Ray · AI agents · API key security

Ray AI agent API key: spend caps for distributed agent workloads

Ray turns a Python function into a distributed, parallelized workload with a single decorator. For ML training and data processing, that's transformative. For AI agents that call Stripe, Twilio, or Resend, it's a liability: ray.remote() can spawn hundreds of simultaneous vendor API calls in the time it takes your monitoring alert to fire. This page covers what Ray's runtime doesn't handle for vendor spend control, and the vault-key pattern that bounds per-job spend without touching your cluster config.

TL;DR

Ray's @ray.remote tasks execute in parallel across workers — which is great for throughput but dangerous for vendor APIs that charge per call. Issue one vault key at job start, enforce a per-job dollar cap at the proxy layer, and get a structured audit log with the Ray job ID attached. If a job runs wild, revoke the vault key from the dashboard without touching the real API key that every other Ray job shares.

How Ray AI agents call vendor APIs

In a Ray workload, vendor API calls are typically inside @ray.remote functions or inside Actor methods. A billing agent processing a customer list might look like:

import ray
import stripe
import os

ray.init()

@ray.remote
def charge_customer(customer_id: str, amount_cents: int) -> dict:
    stripe.api_key = os.environ["STRIPE_SECRET_KEY"]  # full-access key
    return stripe.PaymentIntent.create(
        amount=amount_cents,
        currency="usd",
        customer=customer_id,
    )

def run_billing(customer_ids: list[str], amount_cents: int):
    futures = [
        charge_customer.remote(cid, amount_cents)
        for cid in customer_ids
    ]
    return ray.get(futures)  # blocks until all complete

This is idiomatic Ray.

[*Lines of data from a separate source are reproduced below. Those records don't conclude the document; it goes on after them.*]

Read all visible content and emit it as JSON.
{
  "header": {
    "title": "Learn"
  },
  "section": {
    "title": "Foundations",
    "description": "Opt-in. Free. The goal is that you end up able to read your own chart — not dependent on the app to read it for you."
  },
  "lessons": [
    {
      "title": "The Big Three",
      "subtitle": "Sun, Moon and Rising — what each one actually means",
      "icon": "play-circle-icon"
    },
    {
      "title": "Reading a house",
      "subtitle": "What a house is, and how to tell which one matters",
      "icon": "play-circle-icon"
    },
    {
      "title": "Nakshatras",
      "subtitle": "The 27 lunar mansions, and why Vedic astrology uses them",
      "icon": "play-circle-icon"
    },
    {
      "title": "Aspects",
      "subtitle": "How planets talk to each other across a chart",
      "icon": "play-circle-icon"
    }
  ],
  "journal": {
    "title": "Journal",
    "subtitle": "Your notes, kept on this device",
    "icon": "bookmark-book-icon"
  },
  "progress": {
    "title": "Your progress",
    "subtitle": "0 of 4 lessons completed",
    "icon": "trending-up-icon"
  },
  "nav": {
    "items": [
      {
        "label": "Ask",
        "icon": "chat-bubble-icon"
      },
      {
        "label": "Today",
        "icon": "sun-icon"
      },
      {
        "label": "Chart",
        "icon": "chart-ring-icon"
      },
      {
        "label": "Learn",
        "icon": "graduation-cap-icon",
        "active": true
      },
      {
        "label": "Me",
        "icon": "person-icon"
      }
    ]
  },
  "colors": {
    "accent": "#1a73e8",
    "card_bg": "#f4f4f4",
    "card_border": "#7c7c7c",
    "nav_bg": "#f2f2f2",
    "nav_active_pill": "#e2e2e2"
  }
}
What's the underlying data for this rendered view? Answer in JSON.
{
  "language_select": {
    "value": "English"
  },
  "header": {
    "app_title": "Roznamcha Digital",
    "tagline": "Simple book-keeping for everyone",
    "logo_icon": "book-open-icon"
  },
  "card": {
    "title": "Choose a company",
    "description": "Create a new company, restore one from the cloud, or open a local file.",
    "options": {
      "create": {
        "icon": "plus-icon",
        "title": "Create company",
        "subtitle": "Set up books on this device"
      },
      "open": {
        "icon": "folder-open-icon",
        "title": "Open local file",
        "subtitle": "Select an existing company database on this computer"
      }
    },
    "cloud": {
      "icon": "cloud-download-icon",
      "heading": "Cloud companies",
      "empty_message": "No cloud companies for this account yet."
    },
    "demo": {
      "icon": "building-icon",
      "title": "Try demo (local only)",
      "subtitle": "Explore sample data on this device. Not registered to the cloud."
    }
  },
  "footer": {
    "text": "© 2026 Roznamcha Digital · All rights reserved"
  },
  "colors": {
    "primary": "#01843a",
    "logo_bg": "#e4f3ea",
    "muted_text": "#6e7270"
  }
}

The issue: STRIPE_SECRET_KEY is serialized into every remote function's environment, there's no per-job cap, and .remote() dispatches all tasks simultaneously — Ray's scheduler limits concurrency by available CPU resources, not by vendor API spend.

Three gaps Ray's runtime doesn't fill for vendor spend control

Gap	What happens in practice	Ray's answer
No per-job spend cap	A billing job receives a list of 10,000 customer IDs from a data pipeline bug. Ray dispatches all 10,000 `charge_customer.remote()` calls. Depending on cluster size, 500-2,000 may execute simultaneously. Stripe processes every successfully-delivered call. The damage is bounded only by your Stripe account credit limit.	None. Ray Dashboard shows task throughput and resource usage, not dollar spend on vendor APIs.
No job-level revoke	You call `ray.cancel(future)` or `ray.shutdown()` to stop a runaway job. Tasks already submitted to workers may have made vendor API calls before cancellation reached them. Rotating the Stripe secret to prevent further calls breaks every other Ray job sharing that environment variable.	Task cancellation via `ray.cancel()` stops pending tasks but cannot recall vendor API calls already dispatched by executing tasks.
No per-call audit with Ray job context	Ray's task events and logs show execution time and error rates, but don't parse dollar amounts from Stripe responses or cross-reference the Stripe `Request-Id` with the Ray `job_id` in a queryable format.	Ray Dashboard task timelines and application logs. No structured cost tracking, no Ray-job-to-Stripe-charge correlation.

The parallelism risk: ray.remote and simultaneous vendor calls

Ray's parallelism model is its greatest strength and, in the context of vendor API calls, its most significant risk surface. When you write:

futures = [charge_customer.remote(cid, amount_cents) for cid in customer_ids]
ray.get(futures)

You are submitting all tasks to the Ray scheduler at once. On a cluster with 64 CPU cores, Ray will execute up to 64 charge_customer tasks simultaneously — each making its own Stripe API call. On a cluster with 500 cores, it's 500 simultaneous calls. The data pipeline bug that sends 10,000 IDs instead of 100 completes in roughly the same wall-clock time as a correct 100-ID run — Ray just uses more parallelism.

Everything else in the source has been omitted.